The course includes:
- 3 compulsory courses (40% of the final mark, assessed by written examination)
- 2 chosen electives (each counting 10% of the final mark)
- Friday workshops
- fieldtrips
- a dissertation (40% of the final mark)
Download:
Compulsory Courses
Course 1: Issues and Driving Forces
Growth and nature of environmental awareness, values and perceptions. Critical issues in current and future environmental change in terrestrial, atmospheric, aquatic and marine systems. The forces driving change including population growth and consumption, resource scarcity, climate, patterns of energy use, ecosystem changes, thresholds and sustainability.

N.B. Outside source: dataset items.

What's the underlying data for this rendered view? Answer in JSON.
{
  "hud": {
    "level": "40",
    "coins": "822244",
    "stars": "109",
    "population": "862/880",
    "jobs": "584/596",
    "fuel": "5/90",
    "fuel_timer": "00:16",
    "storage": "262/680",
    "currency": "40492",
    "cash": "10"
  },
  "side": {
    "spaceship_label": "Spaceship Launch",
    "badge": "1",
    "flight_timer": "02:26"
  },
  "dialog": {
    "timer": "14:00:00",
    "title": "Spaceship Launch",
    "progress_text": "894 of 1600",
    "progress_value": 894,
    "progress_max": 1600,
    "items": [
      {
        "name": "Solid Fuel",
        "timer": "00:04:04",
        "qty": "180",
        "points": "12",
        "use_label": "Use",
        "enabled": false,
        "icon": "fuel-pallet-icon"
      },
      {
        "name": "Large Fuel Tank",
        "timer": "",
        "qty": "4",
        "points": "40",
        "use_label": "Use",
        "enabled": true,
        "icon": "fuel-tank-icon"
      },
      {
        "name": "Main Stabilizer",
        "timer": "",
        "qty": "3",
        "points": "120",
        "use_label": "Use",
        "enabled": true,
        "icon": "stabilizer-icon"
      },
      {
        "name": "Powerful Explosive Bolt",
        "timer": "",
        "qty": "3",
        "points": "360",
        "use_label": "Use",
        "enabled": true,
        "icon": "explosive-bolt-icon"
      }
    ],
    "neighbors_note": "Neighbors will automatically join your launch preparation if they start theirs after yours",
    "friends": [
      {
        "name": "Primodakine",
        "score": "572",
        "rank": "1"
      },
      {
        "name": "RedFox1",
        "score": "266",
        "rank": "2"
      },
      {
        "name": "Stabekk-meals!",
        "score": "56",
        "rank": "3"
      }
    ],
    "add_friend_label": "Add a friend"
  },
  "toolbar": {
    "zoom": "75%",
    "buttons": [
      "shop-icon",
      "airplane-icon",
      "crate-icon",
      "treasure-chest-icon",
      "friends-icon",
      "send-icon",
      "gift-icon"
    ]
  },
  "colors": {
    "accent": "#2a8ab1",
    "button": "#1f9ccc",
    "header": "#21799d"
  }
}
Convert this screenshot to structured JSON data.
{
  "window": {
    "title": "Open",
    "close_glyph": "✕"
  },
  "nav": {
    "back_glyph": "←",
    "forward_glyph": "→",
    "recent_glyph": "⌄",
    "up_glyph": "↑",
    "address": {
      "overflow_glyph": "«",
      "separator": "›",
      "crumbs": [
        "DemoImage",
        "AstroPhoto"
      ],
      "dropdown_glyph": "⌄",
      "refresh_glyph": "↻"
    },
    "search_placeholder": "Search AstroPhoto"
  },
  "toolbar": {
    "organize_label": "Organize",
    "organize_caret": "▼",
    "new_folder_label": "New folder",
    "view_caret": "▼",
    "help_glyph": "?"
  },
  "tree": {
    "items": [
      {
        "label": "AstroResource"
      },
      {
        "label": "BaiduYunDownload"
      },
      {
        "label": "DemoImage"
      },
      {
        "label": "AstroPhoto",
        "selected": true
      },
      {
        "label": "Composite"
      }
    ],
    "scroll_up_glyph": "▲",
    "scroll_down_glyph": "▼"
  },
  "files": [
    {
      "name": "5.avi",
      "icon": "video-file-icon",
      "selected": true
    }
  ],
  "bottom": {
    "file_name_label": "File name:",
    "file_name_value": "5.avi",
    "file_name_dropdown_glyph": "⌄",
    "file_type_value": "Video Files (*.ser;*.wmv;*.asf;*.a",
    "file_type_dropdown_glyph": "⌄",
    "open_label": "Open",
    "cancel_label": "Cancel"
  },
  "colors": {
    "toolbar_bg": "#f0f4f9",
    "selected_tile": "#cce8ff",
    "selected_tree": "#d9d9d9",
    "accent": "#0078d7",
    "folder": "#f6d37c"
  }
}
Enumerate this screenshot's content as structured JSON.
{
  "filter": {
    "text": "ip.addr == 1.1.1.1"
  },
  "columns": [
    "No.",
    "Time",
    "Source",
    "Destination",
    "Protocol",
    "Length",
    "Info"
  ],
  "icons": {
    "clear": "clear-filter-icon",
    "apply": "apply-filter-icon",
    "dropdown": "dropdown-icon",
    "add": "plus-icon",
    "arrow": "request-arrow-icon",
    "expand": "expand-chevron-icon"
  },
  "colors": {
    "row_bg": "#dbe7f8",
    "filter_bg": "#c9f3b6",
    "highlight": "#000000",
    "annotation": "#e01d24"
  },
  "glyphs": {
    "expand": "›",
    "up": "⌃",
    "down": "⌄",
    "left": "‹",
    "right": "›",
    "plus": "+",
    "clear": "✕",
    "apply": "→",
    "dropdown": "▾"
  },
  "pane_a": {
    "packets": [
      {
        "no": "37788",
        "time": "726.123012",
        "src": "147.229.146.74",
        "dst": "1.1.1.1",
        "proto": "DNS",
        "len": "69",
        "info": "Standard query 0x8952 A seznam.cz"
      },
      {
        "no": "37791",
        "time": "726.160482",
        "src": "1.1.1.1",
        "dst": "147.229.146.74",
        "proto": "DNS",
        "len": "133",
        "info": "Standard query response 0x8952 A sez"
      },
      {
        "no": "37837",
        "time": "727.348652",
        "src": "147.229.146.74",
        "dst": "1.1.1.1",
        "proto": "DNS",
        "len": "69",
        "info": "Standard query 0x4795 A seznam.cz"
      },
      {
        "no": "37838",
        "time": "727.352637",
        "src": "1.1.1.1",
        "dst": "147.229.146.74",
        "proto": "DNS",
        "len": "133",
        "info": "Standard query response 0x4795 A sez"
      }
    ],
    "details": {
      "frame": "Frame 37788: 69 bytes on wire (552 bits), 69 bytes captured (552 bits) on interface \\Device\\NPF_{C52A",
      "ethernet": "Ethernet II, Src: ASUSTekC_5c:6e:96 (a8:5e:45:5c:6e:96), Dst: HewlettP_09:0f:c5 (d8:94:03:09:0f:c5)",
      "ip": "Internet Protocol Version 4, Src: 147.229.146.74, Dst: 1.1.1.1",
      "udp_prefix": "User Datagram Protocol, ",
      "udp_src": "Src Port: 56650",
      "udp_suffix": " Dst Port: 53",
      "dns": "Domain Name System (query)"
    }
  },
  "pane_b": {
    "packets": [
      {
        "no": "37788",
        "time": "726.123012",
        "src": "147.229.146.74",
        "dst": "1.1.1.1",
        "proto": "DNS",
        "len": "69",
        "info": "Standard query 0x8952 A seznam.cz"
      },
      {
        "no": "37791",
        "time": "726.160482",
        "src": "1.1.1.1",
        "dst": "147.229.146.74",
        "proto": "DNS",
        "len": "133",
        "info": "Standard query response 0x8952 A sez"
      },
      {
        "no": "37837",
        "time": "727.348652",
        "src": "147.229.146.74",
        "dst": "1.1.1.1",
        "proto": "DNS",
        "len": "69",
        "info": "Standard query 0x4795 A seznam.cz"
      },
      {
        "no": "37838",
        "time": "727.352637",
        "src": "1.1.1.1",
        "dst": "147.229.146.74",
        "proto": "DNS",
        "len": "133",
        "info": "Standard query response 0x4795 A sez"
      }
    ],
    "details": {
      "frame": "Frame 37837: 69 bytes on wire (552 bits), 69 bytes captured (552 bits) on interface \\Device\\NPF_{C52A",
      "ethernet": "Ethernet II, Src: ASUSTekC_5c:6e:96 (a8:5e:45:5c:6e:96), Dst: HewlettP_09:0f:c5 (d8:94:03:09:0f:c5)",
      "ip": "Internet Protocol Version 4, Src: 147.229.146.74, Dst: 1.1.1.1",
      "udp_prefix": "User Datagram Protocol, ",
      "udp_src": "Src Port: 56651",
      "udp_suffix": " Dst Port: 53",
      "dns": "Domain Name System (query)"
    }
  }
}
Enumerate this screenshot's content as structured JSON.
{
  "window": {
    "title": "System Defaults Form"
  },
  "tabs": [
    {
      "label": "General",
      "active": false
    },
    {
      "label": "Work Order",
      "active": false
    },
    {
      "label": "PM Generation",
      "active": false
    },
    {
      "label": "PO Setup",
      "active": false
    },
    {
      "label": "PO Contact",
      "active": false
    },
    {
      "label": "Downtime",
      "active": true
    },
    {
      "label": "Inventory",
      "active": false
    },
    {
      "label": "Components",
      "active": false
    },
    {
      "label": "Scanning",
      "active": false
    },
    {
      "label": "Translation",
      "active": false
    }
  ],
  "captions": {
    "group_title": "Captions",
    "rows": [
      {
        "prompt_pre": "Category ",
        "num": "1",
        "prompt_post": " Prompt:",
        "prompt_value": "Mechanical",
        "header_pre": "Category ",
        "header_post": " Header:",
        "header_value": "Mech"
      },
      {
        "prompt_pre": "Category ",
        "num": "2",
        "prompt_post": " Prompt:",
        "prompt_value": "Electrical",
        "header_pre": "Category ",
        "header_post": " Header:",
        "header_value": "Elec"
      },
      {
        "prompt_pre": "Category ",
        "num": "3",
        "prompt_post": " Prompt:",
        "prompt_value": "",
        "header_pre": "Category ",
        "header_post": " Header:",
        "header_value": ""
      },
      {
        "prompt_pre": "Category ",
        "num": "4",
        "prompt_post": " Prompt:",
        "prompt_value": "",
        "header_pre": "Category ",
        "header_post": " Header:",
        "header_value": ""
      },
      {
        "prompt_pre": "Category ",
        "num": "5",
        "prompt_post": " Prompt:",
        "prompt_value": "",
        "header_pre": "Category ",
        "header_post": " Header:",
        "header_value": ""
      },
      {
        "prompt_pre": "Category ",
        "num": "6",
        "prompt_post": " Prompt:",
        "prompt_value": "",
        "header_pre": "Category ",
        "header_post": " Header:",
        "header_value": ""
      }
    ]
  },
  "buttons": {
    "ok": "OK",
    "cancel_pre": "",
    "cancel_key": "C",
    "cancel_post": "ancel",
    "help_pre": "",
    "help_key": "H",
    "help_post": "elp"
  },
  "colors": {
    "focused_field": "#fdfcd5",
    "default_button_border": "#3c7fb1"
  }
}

Course 2: Managing the Environment
The nature of environmental management at various levels, the household and consumer behaviour, the business perspective, special interest groups, national and international action and co-operation. The formal legal framework. How the above are mediated by cross-cutting dimensions of a legal, economic, ethical, cultural and ecological nature.
Course 3: Methods and Techniques for Environmental Management
Basic computing and environmental modelling, sociological and ecological experimental design, data acquisition and handling, risk assessment, GIS and remote sensing, surveys and monitoring.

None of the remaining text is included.